The above violations are not meant to be an all-inclusive list of deficiencies in your products and their labeling. It is your responsibility to ensure that products marketed by your firm comply with the Act and its implementing regulations.
Failure to promptly correct these violations may result in enforcement action without further notice. Enforcement action may include seizure of violative products, injunction against the manufacturers and distributors of violative products, and. criminal sanctions against persons responsible for causing violation of the Act.

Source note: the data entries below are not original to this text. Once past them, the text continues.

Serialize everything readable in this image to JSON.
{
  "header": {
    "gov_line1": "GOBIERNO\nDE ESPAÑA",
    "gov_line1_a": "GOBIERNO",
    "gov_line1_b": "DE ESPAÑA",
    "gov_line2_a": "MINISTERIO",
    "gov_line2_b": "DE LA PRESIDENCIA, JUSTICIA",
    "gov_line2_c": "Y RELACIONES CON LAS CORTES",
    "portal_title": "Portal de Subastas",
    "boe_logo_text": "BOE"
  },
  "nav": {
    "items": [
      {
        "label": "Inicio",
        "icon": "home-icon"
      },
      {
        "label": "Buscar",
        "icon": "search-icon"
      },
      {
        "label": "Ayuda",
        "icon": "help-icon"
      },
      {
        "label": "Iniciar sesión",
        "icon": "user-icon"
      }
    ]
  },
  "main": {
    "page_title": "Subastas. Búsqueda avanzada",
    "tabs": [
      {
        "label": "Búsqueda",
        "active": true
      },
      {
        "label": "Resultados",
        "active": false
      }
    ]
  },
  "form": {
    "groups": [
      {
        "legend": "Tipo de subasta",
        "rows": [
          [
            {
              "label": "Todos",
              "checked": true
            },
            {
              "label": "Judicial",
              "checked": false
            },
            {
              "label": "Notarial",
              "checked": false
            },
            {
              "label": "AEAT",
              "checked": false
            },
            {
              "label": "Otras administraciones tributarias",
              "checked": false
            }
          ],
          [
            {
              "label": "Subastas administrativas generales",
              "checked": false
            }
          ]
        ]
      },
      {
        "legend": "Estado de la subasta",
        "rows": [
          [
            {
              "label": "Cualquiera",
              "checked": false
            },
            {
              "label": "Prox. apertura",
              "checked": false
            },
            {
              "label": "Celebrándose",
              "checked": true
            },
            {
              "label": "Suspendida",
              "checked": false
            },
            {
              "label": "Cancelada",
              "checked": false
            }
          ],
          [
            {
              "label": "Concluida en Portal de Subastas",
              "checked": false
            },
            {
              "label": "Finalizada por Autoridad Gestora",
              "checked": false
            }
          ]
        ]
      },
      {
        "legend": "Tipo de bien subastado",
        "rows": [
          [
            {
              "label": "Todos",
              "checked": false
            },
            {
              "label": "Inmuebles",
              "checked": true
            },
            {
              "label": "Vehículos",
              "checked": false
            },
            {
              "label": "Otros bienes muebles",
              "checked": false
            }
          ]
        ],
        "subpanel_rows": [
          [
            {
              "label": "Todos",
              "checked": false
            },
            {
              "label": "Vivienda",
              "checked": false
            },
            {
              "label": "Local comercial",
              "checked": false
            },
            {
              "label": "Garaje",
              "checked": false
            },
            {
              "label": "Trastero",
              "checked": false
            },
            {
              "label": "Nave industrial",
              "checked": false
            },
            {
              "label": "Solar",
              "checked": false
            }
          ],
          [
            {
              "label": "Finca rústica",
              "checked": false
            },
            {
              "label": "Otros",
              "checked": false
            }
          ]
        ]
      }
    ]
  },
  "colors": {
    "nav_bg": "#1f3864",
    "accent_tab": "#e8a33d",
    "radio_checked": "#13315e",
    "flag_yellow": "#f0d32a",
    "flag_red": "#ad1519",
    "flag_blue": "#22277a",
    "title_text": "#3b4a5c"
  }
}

Please advise this office in writing, within 15 working days of receipt of this letter, as to the specific steps you have taken or will be taking to correct these violations, including the steps taken to assure that similar violations do not recur. Your reply should be directed to Judith A. Putz, Compliance Officer, at above address.
Joann M. Givens
This page was posted on March 28, 2006.